Platelet-activating factor  Source: Leukocytes, mast cells  Action: Vasodilation, increased vascular permeability, leukocyte adhesion, chemotaxis, degranulation, oxidative burst.

Complement  Source:Plasma (produced in liver)  Action: Leukocyte chemotaxis and activation, direct target killing (membrane attack complex), vasodilation (mast cell stimulation)

Kinins  Source:Plasma (produced in liver)  Action: Increased vascular permeability, smooth muscle contraction, vasodilation, pain

What is chemotaxis?

After exiting the circulation, leukocytes move in the tissues toward the site of injury by a process called chemotaxis, which is defined as locomotion along a chemical gradient. 

Both exogenous and endogenous substances can act as chemoattractants. 

Exogenous agents are bacterial products, including peptides that possess an N-formylmethionine terminal amino acid and some lipids. 

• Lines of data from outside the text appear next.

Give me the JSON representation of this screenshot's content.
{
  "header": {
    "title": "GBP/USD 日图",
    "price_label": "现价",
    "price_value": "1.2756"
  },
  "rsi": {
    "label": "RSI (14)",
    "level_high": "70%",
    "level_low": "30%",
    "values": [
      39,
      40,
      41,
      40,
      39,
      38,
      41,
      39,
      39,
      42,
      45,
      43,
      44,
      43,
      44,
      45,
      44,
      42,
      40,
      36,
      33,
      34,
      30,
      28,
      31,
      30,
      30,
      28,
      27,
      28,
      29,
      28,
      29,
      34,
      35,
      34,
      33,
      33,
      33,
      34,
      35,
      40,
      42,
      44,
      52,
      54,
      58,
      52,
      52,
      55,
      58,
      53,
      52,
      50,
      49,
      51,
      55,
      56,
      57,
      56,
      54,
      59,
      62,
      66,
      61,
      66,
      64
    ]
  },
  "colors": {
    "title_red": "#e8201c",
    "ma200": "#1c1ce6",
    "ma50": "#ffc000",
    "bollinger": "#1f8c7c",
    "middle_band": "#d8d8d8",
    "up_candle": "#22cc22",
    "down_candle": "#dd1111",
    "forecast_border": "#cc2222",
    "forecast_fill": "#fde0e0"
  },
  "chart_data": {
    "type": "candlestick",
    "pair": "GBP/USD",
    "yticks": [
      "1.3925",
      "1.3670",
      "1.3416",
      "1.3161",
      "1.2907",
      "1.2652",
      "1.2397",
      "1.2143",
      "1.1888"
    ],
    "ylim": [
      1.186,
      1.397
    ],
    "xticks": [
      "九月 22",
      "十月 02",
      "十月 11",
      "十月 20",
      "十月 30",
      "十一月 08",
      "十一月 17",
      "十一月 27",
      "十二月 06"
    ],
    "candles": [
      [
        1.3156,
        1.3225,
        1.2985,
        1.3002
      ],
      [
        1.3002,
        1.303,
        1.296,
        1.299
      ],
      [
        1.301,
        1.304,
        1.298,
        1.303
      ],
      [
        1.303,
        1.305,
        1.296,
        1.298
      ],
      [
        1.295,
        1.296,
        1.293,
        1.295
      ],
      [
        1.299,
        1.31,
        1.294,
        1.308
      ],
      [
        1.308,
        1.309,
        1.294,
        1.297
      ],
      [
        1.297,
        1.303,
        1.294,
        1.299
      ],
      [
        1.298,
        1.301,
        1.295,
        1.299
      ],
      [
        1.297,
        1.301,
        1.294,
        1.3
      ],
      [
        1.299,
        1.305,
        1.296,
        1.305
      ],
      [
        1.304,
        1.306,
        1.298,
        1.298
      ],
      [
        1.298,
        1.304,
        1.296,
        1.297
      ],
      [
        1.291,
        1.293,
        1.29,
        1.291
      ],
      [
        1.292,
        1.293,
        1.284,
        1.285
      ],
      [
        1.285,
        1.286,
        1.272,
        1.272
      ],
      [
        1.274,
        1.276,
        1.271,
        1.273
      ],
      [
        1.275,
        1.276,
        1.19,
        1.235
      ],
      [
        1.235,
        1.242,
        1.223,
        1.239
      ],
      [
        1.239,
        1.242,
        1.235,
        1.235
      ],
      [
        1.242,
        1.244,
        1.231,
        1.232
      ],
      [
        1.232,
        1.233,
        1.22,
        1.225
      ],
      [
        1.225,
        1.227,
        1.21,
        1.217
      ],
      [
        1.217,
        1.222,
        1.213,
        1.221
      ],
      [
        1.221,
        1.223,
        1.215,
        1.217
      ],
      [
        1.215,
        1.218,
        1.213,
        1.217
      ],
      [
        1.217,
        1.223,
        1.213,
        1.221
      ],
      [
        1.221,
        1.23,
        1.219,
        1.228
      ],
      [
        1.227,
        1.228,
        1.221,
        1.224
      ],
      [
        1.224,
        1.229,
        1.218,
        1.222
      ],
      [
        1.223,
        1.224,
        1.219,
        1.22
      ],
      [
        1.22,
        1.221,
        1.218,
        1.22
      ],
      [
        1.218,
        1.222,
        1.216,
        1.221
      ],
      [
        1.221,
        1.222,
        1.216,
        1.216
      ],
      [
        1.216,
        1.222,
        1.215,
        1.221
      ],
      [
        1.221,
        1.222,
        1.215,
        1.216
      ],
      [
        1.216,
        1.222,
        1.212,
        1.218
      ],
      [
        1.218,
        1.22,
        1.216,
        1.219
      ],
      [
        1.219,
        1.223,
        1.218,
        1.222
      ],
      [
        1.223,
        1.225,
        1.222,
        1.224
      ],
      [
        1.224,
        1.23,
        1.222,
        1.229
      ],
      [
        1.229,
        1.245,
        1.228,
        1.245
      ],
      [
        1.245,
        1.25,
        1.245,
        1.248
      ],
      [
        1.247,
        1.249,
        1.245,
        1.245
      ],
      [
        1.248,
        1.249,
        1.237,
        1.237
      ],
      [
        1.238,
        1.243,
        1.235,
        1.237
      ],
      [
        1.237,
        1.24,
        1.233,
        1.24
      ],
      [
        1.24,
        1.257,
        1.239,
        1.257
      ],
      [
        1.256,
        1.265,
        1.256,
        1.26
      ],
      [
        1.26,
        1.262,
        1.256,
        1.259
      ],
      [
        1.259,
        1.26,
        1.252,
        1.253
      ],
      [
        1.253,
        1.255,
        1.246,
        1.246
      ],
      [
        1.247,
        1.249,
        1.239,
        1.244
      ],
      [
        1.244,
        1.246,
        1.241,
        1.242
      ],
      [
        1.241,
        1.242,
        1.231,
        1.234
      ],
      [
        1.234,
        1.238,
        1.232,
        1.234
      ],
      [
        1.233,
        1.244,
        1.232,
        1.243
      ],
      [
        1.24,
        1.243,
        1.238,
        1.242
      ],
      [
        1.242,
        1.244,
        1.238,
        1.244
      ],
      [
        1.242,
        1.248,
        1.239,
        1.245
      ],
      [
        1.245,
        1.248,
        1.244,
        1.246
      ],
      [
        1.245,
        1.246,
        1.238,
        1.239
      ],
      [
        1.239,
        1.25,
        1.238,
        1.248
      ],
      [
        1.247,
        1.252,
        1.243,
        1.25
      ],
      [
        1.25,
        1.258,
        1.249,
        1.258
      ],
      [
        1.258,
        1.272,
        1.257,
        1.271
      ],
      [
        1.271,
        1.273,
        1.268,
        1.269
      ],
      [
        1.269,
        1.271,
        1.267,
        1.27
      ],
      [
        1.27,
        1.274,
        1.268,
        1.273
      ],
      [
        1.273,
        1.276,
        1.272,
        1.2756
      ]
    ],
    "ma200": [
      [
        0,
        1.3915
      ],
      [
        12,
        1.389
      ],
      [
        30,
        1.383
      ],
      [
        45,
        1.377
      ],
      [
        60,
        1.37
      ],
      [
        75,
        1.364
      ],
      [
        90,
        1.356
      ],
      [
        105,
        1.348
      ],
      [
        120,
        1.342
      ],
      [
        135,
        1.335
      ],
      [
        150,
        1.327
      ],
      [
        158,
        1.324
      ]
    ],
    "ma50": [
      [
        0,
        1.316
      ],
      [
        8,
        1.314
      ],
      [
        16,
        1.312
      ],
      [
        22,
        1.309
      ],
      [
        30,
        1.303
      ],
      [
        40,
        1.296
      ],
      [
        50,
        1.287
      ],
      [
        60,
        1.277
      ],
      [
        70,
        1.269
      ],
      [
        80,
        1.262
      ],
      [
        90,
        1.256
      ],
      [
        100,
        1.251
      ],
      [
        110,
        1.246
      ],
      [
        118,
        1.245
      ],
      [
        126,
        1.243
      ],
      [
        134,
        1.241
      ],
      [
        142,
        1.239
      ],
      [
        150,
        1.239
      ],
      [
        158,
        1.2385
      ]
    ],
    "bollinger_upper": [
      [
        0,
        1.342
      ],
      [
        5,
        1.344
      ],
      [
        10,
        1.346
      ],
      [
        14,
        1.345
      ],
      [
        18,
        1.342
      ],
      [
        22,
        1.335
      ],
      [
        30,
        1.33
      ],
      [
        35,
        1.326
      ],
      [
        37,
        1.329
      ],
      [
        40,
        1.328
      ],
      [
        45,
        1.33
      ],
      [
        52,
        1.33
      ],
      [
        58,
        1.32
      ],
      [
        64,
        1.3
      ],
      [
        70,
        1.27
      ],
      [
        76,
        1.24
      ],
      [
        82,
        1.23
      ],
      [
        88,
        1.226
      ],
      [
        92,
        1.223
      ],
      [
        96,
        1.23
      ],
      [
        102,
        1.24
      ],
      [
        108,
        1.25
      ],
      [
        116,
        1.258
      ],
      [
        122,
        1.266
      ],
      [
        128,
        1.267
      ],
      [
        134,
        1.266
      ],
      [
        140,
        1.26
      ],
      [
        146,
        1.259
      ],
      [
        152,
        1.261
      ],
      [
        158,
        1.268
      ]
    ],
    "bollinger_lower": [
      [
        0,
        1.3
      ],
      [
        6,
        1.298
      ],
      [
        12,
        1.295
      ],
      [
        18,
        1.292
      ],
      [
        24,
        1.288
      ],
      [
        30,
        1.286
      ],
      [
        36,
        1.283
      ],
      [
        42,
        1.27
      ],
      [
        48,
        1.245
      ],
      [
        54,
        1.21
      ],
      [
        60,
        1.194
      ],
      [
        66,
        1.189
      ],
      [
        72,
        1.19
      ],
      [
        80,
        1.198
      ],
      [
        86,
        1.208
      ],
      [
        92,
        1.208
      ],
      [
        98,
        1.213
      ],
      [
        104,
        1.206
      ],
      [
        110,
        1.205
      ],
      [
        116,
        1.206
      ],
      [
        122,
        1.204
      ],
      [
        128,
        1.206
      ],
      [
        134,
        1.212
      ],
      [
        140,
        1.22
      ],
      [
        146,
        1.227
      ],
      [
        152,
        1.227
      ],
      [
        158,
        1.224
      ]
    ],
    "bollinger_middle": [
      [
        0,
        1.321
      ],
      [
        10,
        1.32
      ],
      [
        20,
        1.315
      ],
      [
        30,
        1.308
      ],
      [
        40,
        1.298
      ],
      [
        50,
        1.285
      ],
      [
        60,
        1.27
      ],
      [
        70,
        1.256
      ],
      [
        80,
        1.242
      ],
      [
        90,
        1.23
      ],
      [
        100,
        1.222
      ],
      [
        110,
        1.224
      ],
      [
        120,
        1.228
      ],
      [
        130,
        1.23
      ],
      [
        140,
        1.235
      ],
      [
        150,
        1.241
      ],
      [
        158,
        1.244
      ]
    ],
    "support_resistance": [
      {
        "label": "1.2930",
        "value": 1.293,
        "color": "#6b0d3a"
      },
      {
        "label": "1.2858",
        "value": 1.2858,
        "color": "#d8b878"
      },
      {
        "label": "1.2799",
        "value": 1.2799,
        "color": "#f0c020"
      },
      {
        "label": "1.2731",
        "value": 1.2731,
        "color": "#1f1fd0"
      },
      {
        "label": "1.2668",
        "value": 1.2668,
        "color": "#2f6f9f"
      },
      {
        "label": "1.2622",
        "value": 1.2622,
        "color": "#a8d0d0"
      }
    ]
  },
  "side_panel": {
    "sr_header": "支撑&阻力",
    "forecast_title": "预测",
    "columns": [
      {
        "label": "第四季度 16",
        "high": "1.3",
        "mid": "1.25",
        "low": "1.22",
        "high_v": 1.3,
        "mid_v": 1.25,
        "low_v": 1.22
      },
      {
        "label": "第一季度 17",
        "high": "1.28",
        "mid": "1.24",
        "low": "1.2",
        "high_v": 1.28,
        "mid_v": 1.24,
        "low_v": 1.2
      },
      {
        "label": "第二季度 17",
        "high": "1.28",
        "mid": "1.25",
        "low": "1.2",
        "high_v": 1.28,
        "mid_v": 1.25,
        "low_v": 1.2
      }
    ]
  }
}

Endogenous chemoattractants include several chemical mediators 

(1) Cytokines, particularly those of the chemokine family

(2) Components of the complement system, particularly C5a

(3) Arachidonic acid (AA) metabolites, mainly leukotriene B4.

Mechanism of Increased Vascular Permeability in Acute Inflammation

Several mechanisms involved in increased vascular permeability in acute inflammation:

1. Contraction of endothelial cells resulting in increased interendothelial spaces is the most common mechanism of vascular leakage.
2. Endothelial injury, resulting in endothelial cell necrosis and detachment.
3. Increased transport of fluids and proteins, called transcytosis, through the endothelial cell. This process may involve intracellular channels that may be stimulated by certain factors, such as vascular endothelial growth factor (VEGF), that promote vascular leakage.